(GIN) – Amid a rising tide of citizen-led movements demanding independence, sovereignty and home rule, English-language speakers in Cameroon are rising up for an end to second-class status, unemployment, and limits to freedom of speech imposed by French-language rulers in the capital, Yaounde.

In response to recent strikes and rallies, Cameroon’s government has banned public gatherings, suspended transportation and shut businesses in the English-speaking regions.

During gatherings over the weekend on the 56th anniversary of the incorporation of Anglophone regions into Cameroon, 17 people were shot dead by security forces, according to Amnesty International. The group expressed worry over the government’s “ongoing campaign to silence any form of dissent.”

A spokesman for the English-speaking governing council of Southern Cameroons told Al Jazeera that people gathering to march in Bamenda, a city of half a million, faced major resistance from the army and police..

Under government restrictions, no one can enter or leave the northwest and southwest regions of the country. Within those regions, people cannot move outside in groups of more than three.

However on Sunday, tens of thousands of people across the two English-speaking zones defied the restrictions and came out to rally for independence.

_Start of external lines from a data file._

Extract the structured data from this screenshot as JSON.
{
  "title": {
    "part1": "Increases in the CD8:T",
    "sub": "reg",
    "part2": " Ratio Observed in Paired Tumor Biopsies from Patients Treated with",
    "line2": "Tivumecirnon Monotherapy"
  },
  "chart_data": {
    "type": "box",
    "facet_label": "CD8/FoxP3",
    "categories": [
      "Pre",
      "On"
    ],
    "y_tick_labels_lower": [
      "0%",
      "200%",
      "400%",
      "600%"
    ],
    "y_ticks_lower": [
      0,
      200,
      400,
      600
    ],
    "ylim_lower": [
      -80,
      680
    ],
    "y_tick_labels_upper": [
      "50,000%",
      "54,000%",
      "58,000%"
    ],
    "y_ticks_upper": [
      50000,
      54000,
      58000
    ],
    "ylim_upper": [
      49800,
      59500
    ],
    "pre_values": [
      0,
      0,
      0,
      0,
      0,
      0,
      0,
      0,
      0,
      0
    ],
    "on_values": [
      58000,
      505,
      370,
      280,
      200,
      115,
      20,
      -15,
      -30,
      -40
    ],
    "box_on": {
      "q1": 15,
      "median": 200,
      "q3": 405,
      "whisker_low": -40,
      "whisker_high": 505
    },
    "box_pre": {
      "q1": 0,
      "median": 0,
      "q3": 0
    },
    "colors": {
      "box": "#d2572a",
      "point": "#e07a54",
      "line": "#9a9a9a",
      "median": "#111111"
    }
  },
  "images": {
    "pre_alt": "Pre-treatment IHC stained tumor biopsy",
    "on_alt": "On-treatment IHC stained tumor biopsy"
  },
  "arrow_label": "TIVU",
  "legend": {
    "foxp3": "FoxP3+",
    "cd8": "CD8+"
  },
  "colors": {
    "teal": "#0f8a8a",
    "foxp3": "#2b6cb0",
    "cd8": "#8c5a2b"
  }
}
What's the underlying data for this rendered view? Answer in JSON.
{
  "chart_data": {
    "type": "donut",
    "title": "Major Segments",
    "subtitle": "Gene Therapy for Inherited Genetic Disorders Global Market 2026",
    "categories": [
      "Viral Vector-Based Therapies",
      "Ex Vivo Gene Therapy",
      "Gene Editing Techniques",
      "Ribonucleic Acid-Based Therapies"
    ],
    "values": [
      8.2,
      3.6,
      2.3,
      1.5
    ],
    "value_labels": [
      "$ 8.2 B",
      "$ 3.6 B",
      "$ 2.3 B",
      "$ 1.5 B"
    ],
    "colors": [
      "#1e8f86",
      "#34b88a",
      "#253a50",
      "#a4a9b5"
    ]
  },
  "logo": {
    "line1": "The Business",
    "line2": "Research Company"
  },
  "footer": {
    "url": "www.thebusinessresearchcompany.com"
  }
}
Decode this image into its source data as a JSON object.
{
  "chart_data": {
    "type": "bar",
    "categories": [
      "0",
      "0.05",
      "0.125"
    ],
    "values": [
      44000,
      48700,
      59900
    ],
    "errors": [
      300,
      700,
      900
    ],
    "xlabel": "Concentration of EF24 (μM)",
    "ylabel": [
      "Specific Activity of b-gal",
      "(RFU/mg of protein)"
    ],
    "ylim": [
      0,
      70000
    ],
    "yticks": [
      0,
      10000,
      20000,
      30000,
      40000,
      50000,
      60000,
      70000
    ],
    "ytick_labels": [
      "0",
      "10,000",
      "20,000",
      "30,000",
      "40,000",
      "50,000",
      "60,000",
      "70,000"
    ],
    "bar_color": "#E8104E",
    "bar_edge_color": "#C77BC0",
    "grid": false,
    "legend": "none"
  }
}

Separatist groups and their supporters hoisted the blue and white flag of their would-be nation, Ambazonia, in road junctions and some public buildings.

English-speaking Cameroonians make up one-fifth of Cameroon’s population of 22 million. They have long accused the central government of discrimination, excluding them from employment and forcing them to speak French in business and official affairs, despite English being one of the country’s official languages.

Oil, found in the southwestern region, has been used to benefit the state, they claim, and not the region in which the resources are found.

An editorial in the Cameroon Journal warned: “Revolutions in Tiananmen Square in China, Tunisia, Egypt and other nations, remind us that no potentate, no army, no matter its size and ammunition can withstand the people’s power, not especially when those people are determined to turn out in their millions to take back that which rightly belongs to them.”

“When our lawyers and teachers asked for reforms, they were arrested, brutalized, some sent to prison while others took on forced exile,” the author continued.

“In the place of dialogue, they turned our land into a military zone with our brothers, sisters, parents and mothers arrested and tortured. Many have paid the ultimate price already.”